Google Can Remotely Reset Passcodes on Older Android Devices

Android devices running older versions of the software can be remotely reset by Google if a court demands access to it, according to a document prepared by the NY District Attorney’s Office.

Technically, Google can be forced to comply with such orders, though it only can do so with devices that aren’t encrypted. Although this doesn’t apply to all Android devices, it still encompasses a large portion – affecting all devices running anything lower than Android 5.0 ( roughly 74%). Google doesn’t enable it by default on most devices though so it’s probable that the number of devices it can remotely access stands at a figure considerably higher than 74.1 percent of the total pool.

According to documents obtained by The Next Web, Google can remotely unlock phones if served with a search warrant and a request to assist law enforcement.

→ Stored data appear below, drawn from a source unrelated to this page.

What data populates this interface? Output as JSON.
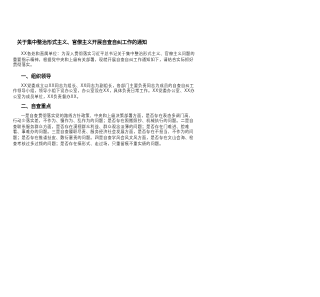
{
  "document": {
    "title": "关于集中整治形式主义、官僚主义开展自查自纠工作的通知",
    "intro": "XX各处和直属单位：为深入贯彻落实习近平总书记关于集中整治形式主义、官僚主义问题的重要指示精神，根据党中央和上级有关部署，现就开展自查自纠工作通知如下，请结合实际抓好贯彻落实。",
    "sections": [
      {
        "heading": "一、组织领导",
        "body": "XX党委成立以XX同志为组长、XX同志为副组长，各部门主要负责同志为成员的自查自纠工作领导小组，领导小组下设办公室，办公室设在XX，具体负责日常工作。XX党委办公室、XX办公室为成员单位，XX负责督办XX。"
      },
      {
        "heading": "二、自查重点",
        "body": "一是自查贯彻落实党的路线方针政策、中央和上级决策部署方面，是否存在表态多调门高、行动少落实差，不作为、慢作为、乱作为的问题；是否存在照搬照抄、机械执行的问题。二是自查联系服务群众方面，是否存在漠视群众利益、群众观念淡薄的问题；是否存在门难进、脸难看、事难办的问题。三是自查履职尽责、服务经济社会发展方面，是否存在不担当、不作为的问题；是否存在推诿扯皮、敷衍塞责的问题。四是自查学风会风文风方面，是否存在文山会海、检查考核过多过频的问题；是否存在搞形式、走过场，只重留痕不重实绩的问题。"
      }
    ]
  }
}
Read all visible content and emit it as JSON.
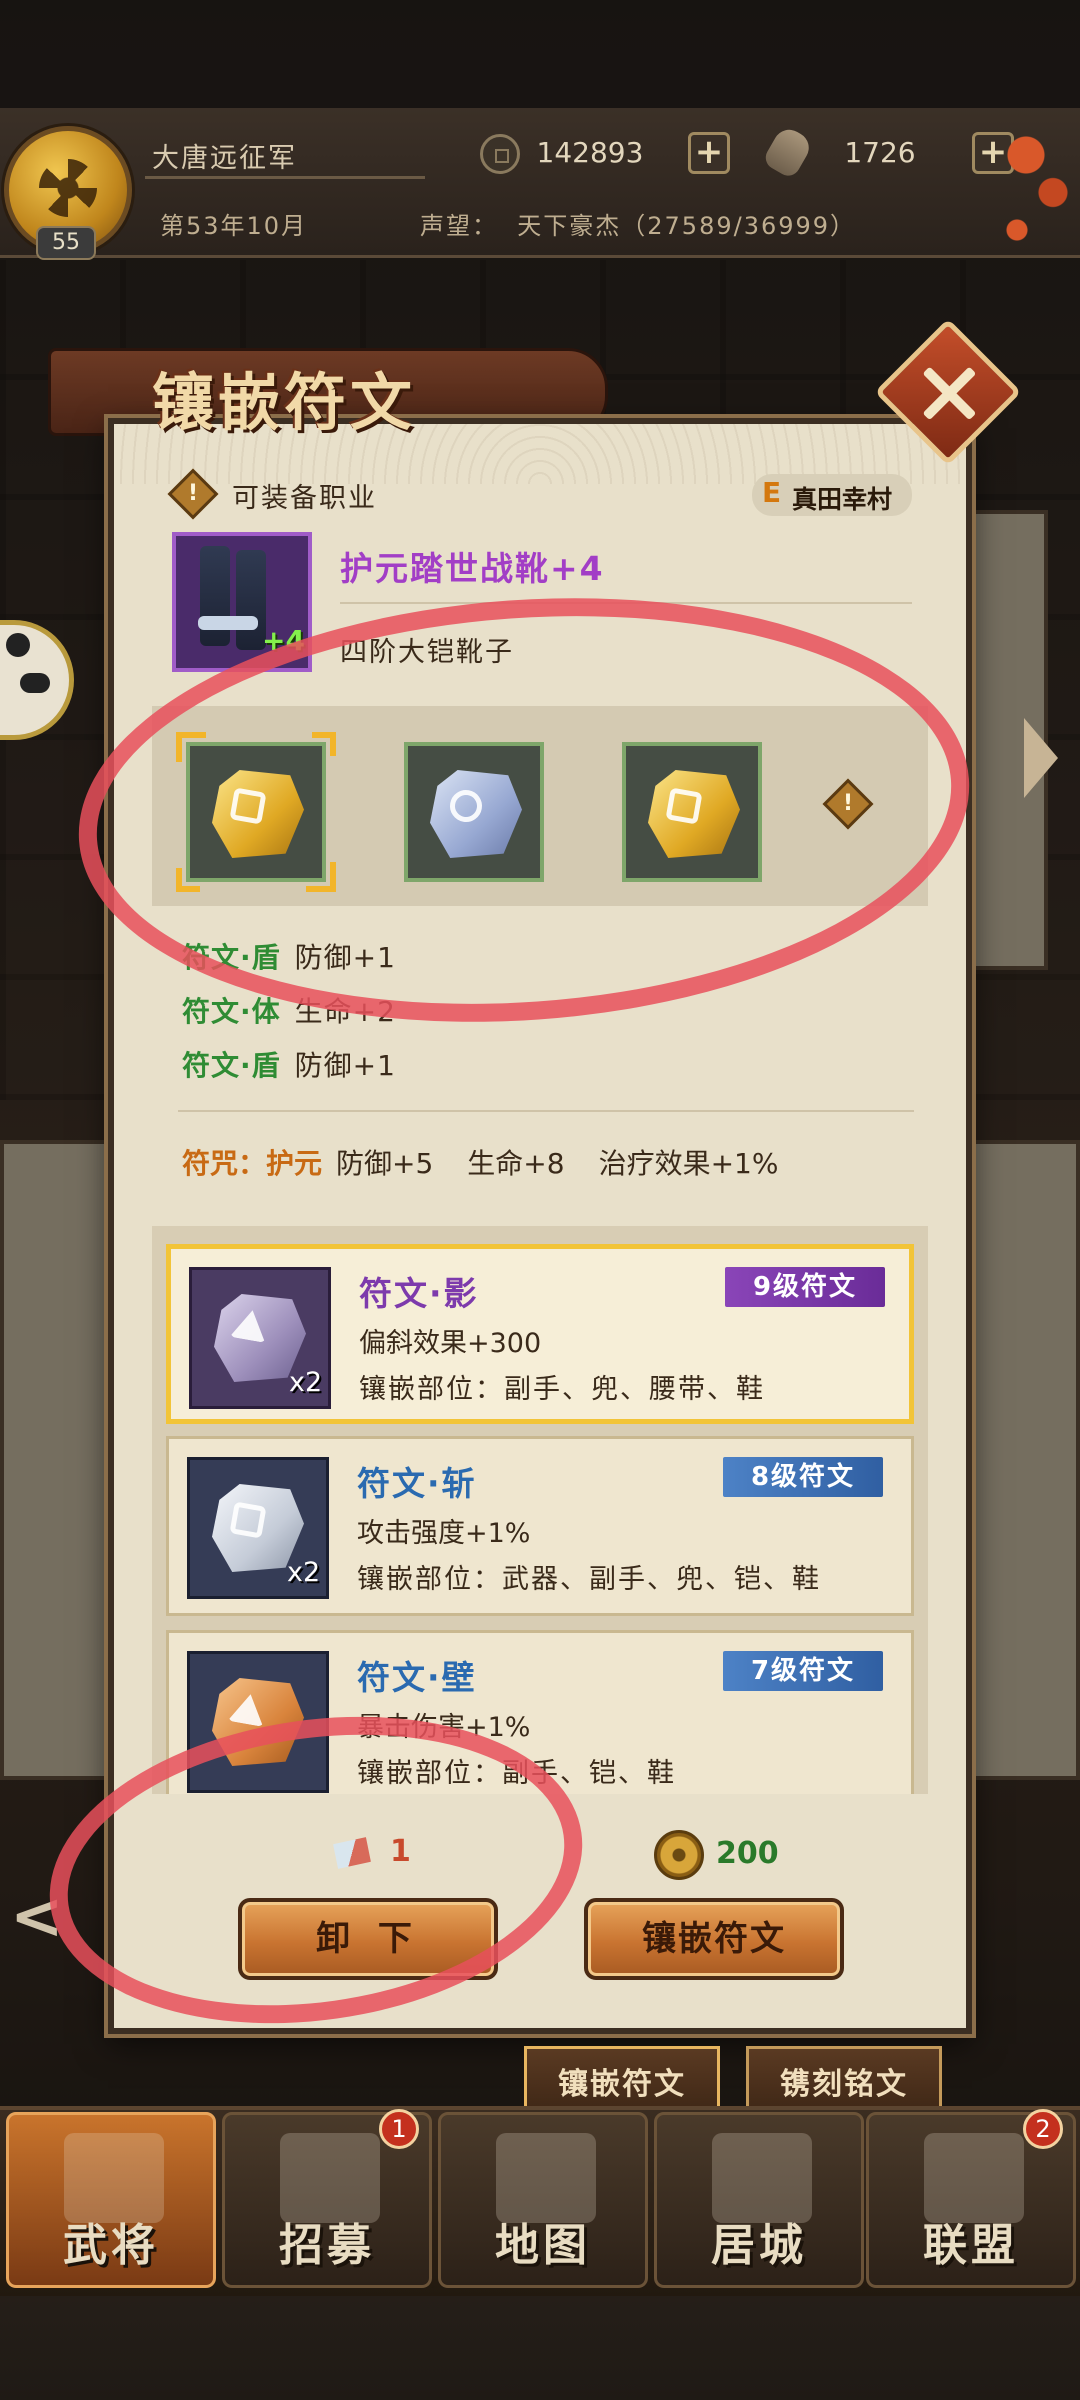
{
  "header": {
    "army_name": "大唐远征军",
    "level": "55",
    "date": "第53年10月",
    "coins": "142893",
    "rations": "1726",
    "fame_label": "声望：",
    "fame_value": "天下豪杰（27589/36999）"
  },
  "modal": {
    "title": "镶嵌符文",
    "job_label": "可装备职业",
    "hero_grade": "E",
    "hero_name": "真田幸村",
    "item": {
      "name": "护元踏世战靴+4",
      "plus": "+4",
      "type": "四阶大铠靴子"
    },
    "sockets": [
      {
        "color": "gold",
        "selected": true
      },
      {
        "color": "blue",
        "selected": false
      },
      {
        "color": "gold",
        "selected": false
      }
    ],
    "socket_info_icon": "!",
    "rune_stats": [
      {
        "key": "符文·盾",
        "value": "防御+1"
      },
      {
        "key": "符文·体",
        "value": "生命+2"
      },
      {
        "key": "符文·盾",
        "value": "防御+1"
      }
    ],
    "curse": {
      "key": "符咒：护元",
      "v1": "防御+5",
      "v2": "生命+8",
      "v3": "治疗效果+1%"
    },
    "runes": [
      {
        "name": "符文·影",
        "tier": "9级符文",
        "effect": "偏斜效果+300",
        "slots": "镶嵌部位：副手、兜、腰带、鞋",
        "count": "x2"
      },
      {
        "name": "符文·斩",
        "tier": "8级符文",
        "effect": "攻击强度+1%",
        "slots": "镶嵌部位：武器、副手、兜、铠、鞋",
        "count": "x2"
      },
      {
        "name": "符文·壁",
        "tier": "7级符文",
        "effect": "暴击伤害+1%",
        "slots": "镶嵌部位：副手、铠、鞋",
        "count": ""
      }
    ],
    "shard_count": "1",
    "coin_cost": "200",
    "unload_label": "卸 下",
    "inlay_label": "镶嵌符文"
  },
  "subtabs": {
    "inlay": "镶嵌符文",
    "engrave": "镌刻铭文"
  },
  "nav": [
    {
      "label": "武将",
      "badge": ""
    },
    {
      "label": "招募",
      "badge": "1"
    },
    {
      "label": "地图",
      "badge": ""
    },
    {
      "label": "居城",
      "badge": ""
    },
    {
      "label": "联盟",
      "badge": "2"
    }
  ],
  "colors": {
    "annotation": "#e8505c",
    "accent": "#c97431",
    "purple_rune": "#7d3aac",
    "blue_rune": "#2a6ab0"
  }
}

“Forensic examiners are able to bypass passcodes on a few of those devices using a variety of forensic techniques”, says the report. The document, which has something to do with encryption and its impact on forensic investigation, is entitled the Report of the Manhattan District Attorney’s Office on Smartphone encryption and public safety.

However, Apple and Google have both added full-disk encryptions to iOS 8 and Android 5.0 and beyond, which means that they can no longer be remotely accessed by the two tech giants. However, full disk encryption is not enabled by default on all Android devices which means that a device running a newer version isn’t necessarily invulnerable to the remote reset. This way investigators can gain access to data on the device. Full disk encryption does have a slight disadvantage, it slows down the hardware a little.